Sempat terbersit niat di hati Kang Tarno untuk berputar balik dan mencari jalan lain. Namun niat itu segera ia urungkan. Jalan memutar terlalu jauh. Bisa bisa baru pagi hari nanti ia sampai di rumah.

Akhirnya, setelah mulutnya komat kamit entah mengucapkan kalimat apa, Kang Tarno kembali berjalan dengan kepala sedikit menunduk, berusaha untuk tidak mengacuhkan keberadaan kedua makhluk itu.

Namun, nasib baik rupanya masih enggan untuk berpihak pada Kang Tarno. Saat ia lewat tepat di depan kedua makhluk itu, serempak kedua sosok hitam itu melompat turun dari atas buk dan menghampirinya. Sontak Kang Tarno segera menurunkan rombong baksonya. Kedua lututnya bergetar hebat. Laki laki itu jatuh terduduk diatas jalan berbatu yang sedikit basah oleh embun.

Lewat sudut matanya, Kang Tarno mengamati kedua sosok hitam tinggi besar itu. Sangat menyeramkan. Seluruh tubuh makhluk itu diselimuti oleh rambut lebat berwarna keabu abuan yang terlihat kasar. Dan wajahnya, lebih menyeramkan lagi. Mata bulat besar sebesar lampu senter berwarna merah menyala, hidung pesek besar dengan lubang hidung sebesar pantat gelas, dan mulut lebar dengan sepasang taring sebesar pisang raja yang mencuat dari kedua sudut bibirnya.

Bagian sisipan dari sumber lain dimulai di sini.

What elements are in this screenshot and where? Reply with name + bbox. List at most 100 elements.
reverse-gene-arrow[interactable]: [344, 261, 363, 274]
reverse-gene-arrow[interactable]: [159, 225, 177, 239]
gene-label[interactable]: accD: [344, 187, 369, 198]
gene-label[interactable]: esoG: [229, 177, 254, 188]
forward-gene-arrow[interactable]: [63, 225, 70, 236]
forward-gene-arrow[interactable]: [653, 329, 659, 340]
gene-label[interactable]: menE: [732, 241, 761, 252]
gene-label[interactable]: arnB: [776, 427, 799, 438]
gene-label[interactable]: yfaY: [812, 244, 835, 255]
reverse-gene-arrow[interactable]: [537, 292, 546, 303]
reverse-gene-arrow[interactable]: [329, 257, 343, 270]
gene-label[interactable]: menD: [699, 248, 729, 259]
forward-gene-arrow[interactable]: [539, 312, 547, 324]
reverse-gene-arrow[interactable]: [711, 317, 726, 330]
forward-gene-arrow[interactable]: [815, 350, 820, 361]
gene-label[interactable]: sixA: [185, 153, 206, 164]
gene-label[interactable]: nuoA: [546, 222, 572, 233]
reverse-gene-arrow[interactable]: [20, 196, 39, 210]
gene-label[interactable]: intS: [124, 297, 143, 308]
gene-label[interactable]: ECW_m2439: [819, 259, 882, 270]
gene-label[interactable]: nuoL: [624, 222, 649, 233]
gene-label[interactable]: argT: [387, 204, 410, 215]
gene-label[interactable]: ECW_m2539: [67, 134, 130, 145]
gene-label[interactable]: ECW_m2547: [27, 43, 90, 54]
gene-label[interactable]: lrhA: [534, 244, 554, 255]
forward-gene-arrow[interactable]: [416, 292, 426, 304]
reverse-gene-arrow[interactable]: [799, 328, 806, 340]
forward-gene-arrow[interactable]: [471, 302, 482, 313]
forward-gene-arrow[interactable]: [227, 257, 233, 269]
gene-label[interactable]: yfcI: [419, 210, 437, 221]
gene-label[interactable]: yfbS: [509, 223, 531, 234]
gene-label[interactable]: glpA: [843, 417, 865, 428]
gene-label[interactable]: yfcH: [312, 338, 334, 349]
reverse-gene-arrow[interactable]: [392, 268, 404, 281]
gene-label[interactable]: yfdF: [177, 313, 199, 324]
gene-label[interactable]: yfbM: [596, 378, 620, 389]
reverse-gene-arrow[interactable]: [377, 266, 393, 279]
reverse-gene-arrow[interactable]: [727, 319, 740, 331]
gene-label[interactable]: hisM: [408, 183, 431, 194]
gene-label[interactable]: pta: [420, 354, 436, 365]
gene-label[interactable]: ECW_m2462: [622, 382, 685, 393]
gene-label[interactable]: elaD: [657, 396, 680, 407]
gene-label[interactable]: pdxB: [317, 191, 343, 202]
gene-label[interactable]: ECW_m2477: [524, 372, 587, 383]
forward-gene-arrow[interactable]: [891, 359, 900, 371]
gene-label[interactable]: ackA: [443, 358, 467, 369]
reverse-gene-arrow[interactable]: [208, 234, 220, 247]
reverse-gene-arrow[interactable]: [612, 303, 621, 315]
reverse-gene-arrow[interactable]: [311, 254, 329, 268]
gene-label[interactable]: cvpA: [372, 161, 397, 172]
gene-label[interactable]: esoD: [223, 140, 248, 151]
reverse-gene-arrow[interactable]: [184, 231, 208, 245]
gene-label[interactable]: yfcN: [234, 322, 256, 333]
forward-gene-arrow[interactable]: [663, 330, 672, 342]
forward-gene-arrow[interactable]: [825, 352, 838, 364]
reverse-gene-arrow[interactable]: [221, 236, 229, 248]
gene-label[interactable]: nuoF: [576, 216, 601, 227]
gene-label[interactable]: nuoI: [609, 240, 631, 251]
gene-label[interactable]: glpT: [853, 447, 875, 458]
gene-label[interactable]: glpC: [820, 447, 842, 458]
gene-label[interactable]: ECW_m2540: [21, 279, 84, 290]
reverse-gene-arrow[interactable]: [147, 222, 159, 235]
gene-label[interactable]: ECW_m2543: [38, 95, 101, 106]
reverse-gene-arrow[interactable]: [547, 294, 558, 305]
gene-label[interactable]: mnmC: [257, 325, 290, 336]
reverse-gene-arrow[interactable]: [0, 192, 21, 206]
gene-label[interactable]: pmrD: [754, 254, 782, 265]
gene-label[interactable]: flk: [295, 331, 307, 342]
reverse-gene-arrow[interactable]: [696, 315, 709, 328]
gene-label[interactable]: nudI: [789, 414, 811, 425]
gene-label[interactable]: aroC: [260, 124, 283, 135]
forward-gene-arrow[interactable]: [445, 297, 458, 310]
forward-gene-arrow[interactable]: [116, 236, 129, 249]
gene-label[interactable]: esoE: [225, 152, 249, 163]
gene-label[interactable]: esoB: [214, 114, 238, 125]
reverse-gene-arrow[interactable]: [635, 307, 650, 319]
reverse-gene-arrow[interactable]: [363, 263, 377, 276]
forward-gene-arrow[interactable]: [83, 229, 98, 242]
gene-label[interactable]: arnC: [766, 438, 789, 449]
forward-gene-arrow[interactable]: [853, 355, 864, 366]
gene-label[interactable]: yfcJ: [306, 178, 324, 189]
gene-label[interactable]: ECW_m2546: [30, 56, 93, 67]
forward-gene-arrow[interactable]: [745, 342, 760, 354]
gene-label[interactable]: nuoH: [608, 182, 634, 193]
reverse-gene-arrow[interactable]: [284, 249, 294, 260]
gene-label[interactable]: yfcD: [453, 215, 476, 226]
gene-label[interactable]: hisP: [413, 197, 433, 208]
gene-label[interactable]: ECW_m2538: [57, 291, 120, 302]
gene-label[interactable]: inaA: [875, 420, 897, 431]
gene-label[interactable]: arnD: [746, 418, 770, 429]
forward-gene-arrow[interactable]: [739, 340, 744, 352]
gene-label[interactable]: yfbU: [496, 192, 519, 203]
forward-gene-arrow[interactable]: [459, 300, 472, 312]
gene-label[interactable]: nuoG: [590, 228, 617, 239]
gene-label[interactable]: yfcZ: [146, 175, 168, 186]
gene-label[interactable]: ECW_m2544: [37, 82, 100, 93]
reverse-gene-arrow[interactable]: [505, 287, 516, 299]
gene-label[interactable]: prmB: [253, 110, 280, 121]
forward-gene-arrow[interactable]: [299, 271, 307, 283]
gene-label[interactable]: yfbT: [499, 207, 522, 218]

Yang lebih menyeramkan lagi adalah, salah satu dari kedua sosok itu memiliki payudara yang sangat besar dan panjang, menggelambir turun hampir menutupi seluruh perutnya yang buncit, tanpa ada sehelai benangpun yang menutupinya. Sangat menjijikkan.

"Bakso, rong mangkok!" (Bakso, dua mangkok!" salah satu dari sosok itu menunjuk ke arah rombong bakso Kang Tarno. Suara makhluk itu terdengar sangat serak dan berat.

Kang Tarnopun mulai sibuk meracik dua mangkok bakso pesanan makhluk itu dengan tangan gemetar. Tak butuh waktu lama, dua mangkok bakso siap dihidangkan. Dan tak menunggu lama juga, tanpa memperdulikan kuah bakso yang panas mengepul, kedua makhluk itu menenggak seluruh isi mangkok sampai tandas tak tersisa.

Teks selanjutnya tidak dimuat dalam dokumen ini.